Biosketch
John Kuriyan earned his PhD in 1986 from the Massachusetts Institute of Technology, working under the supervision of Gregory A. Petsko and Martin Karplus (Harvard University). After a brief period of postdoctoral training with Petsko and Karplus, Dr. Kuriyan was appointed to the faculty of The Rockefeller University in 1987. He was promoted to full Professor at The Rockefeller University in 1993. In 2001 Dr. Kuriyan moved to The University of California, Berkeley where he was a Distinguished Professor of Molecular and Cell Biology and of Chemistry. Until 2023, Dr. Kuriyan was also an investigator of the Howard Hughes Medical Institute (HHMI), having been appointed to HHMI in 1990.
In 2023, Dr. Kuruyan relocated his lab to Vanderbilt University in Nashville, Tennessee, where he assumed a new leadership role as dean of the School of Medicine Basic Sciences.

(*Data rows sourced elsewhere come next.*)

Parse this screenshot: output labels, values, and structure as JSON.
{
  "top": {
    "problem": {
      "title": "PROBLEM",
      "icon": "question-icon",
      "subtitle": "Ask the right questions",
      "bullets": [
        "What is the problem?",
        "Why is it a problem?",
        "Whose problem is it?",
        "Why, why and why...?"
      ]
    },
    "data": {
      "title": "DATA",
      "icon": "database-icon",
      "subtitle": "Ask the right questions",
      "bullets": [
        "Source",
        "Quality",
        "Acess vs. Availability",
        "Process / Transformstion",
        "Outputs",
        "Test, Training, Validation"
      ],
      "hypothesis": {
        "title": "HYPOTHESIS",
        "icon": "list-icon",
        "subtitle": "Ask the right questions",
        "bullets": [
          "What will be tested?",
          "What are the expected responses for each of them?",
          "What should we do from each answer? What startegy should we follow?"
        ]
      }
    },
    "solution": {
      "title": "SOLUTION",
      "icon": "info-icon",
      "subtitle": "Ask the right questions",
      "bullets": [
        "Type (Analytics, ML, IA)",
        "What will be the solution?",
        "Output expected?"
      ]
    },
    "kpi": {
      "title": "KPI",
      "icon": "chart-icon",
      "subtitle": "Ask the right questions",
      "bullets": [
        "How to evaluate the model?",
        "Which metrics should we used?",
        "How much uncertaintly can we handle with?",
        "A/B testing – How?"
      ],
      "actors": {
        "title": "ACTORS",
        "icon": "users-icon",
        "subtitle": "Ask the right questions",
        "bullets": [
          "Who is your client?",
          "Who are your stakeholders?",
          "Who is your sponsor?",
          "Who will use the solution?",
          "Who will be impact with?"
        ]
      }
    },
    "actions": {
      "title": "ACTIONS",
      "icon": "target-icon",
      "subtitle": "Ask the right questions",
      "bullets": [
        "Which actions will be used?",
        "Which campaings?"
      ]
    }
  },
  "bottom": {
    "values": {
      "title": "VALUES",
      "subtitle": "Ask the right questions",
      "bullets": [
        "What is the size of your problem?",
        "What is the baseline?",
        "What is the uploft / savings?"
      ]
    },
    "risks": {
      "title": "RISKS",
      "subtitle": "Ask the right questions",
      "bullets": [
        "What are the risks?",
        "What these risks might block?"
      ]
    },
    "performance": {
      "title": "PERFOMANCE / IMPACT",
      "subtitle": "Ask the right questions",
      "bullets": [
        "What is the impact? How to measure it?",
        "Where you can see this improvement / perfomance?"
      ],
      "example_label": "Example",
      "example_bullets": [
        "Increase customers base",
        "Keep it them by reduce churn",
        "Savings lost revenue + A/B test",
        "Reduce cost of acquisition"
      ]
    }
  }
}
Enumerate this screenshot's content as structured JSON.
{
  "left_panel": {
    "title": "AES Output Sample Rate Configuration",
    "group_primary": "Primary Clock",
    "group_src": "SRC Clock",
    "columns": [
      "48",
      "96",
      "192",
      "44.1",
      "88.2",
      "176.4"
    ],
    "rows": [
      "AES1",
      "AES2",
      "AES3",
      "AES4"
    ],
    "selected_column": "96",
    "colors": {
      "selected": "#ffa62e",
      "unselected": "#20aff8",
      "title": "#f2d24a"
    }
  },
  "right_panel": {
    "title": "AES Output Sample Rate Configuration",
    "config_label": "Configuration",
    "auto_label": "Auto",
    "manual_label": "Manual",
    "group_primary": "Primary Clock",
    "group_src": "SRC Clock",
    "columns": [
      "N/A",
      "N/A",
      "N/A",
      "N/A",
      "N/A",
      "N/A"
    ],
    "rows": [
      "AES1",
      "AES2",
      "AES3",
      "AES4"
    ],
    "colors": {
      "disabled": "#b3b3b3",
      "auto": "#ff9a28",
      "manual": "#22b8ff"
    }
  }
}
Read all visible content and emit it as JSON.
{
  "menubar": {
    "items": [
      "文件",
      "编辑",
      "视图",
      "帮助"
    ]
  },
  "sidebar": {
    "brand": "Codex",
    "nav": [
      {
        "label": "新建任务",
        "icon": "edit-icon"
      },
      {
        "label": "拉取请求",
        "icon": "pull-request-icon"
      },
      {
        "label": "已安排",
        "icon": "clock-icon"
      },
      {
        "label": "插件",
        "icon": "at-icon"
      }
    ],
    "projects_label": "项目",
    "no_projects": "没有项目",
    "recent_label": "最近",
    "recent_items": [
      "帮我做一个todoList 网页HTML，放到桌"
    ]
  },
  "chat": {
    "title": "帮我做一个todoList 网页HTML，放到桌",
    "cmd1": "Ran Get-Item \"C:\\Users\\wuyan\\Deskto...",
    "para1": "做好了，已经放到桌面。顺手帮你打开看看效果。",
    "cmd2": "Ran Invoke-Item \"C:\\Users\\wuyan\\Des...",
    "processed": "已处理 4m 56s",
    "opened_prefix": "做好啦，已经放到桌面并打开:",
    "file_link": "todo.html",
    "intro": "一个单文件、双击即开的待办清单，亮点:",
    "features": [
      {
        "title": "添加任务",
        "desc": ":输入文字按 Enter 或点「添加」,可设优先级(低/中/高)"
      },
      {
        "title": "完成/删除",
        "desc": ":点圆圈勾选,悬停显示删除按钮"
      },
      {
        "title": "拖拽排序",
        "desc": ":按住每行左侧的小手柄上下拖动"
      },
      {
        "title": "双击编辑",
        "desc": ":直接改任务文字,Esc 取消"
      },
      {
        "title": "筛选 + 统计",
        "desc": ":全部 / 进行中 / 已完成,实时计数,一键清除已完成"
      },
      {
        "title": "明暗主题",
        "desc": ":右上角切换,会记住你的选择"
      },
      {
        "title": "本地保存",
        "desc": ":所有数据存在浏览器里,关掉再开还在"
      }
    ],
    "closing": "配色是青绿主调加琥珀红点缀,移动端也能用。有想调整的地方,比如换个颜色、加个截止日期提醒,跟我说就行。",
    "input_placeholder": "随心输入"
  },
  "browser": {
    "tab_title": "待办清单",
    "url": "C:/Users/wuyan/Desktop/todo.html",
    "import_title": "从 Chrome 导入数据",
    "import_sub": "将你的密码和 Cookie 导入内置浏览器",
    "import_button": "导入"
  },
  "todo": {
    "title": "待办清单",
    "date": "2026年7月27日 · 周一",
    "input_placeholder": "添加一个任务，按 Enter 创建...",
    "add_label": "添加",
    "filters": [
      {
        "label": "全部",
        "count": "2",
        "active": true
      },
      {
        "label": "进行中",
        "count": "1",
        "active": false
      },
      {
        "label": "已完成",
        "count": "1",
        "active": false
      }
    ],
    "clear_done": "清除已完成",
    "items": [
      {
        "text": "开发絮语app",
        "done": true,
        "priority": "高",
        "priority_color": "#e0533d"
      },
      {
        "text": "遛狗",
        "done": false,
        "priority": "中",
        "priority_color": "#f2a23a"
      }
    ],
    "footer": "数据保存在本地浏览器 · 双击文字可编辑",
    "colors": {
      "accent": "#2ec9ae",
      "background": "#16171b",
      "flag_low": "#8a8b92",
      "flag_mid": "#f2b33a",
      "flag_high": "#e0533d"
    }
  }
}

Dr. Kuriyan’s research concerns the workings of the enzymes and molecular switches that carry out cellular signal transduction and DNA replication. His laboratory determines the three-dimensional structures of proteins, as well as biochemical, biophysical, and cell biological analyses to elucidate how they work. Breakthroughs from his lab have included determining the mechanisms by which several tyrosine kinases, including Src family kinases, the Abl kinase, and the epidermal growth factor receptor, switch on and off. These tyrosine kinases are enzymes that are very important targets of drug development in cancer. Fundamental insights obtained in the Kuriyan Lab have been instrumental in understanding how drugs, such as Gleevec (imatinib) and Scemblix (asciminib), both developed by Novartis, are effective in shutting down the leukemia-causing form of the Abl tyrosine kinase. The Kuriyan Lab has also provided a fundamental understanding of the structure and regulation of several other signaling proteins, including STATs, the Ras activator SOS, and calcium/calmodulin-dependent protein kinase-II. The group has also made fundamental contributions to understanding the structural basis for high-speed DNA replication.
Dr. Kuriyan’s achievements in science have been recognized by several honors. He was elected a Member of the US National Academy of Sciences in 2001, a Fellow of the American Academy of Arts and Sciences, in 2008, a Foreign Member of The Royal Society of London in 2015, and a Member of the US National Academy of Medicine in 2018. He was awarded a Doctor of Humane Letters, honoris causa, by his alma mater, Juniata College, Huntington, PA, in 2014. He has also received several prizes, including the Stein and Moore Award and the DuPont-Merck Award of the Protein Society, in 2017 and 1997, respectively, the Merck Award of the American Society of Biochemistry and Molecular Biology in 2009, the Richard Lounsbery Award of the US National Academy of Sciences in 2005, the Cornelius Rhoads Memorial Award of the American Association for Cancer Research in 1999, the Eli Lilly Award of the American Chemical Society in 1998, and the Schering-Plough Award of the American Society of Biochemistry and Molecular Biology in 1994. Dr. Kuriyan was a Pew Scholar in the Biomedical Sciences from 1989 to1993.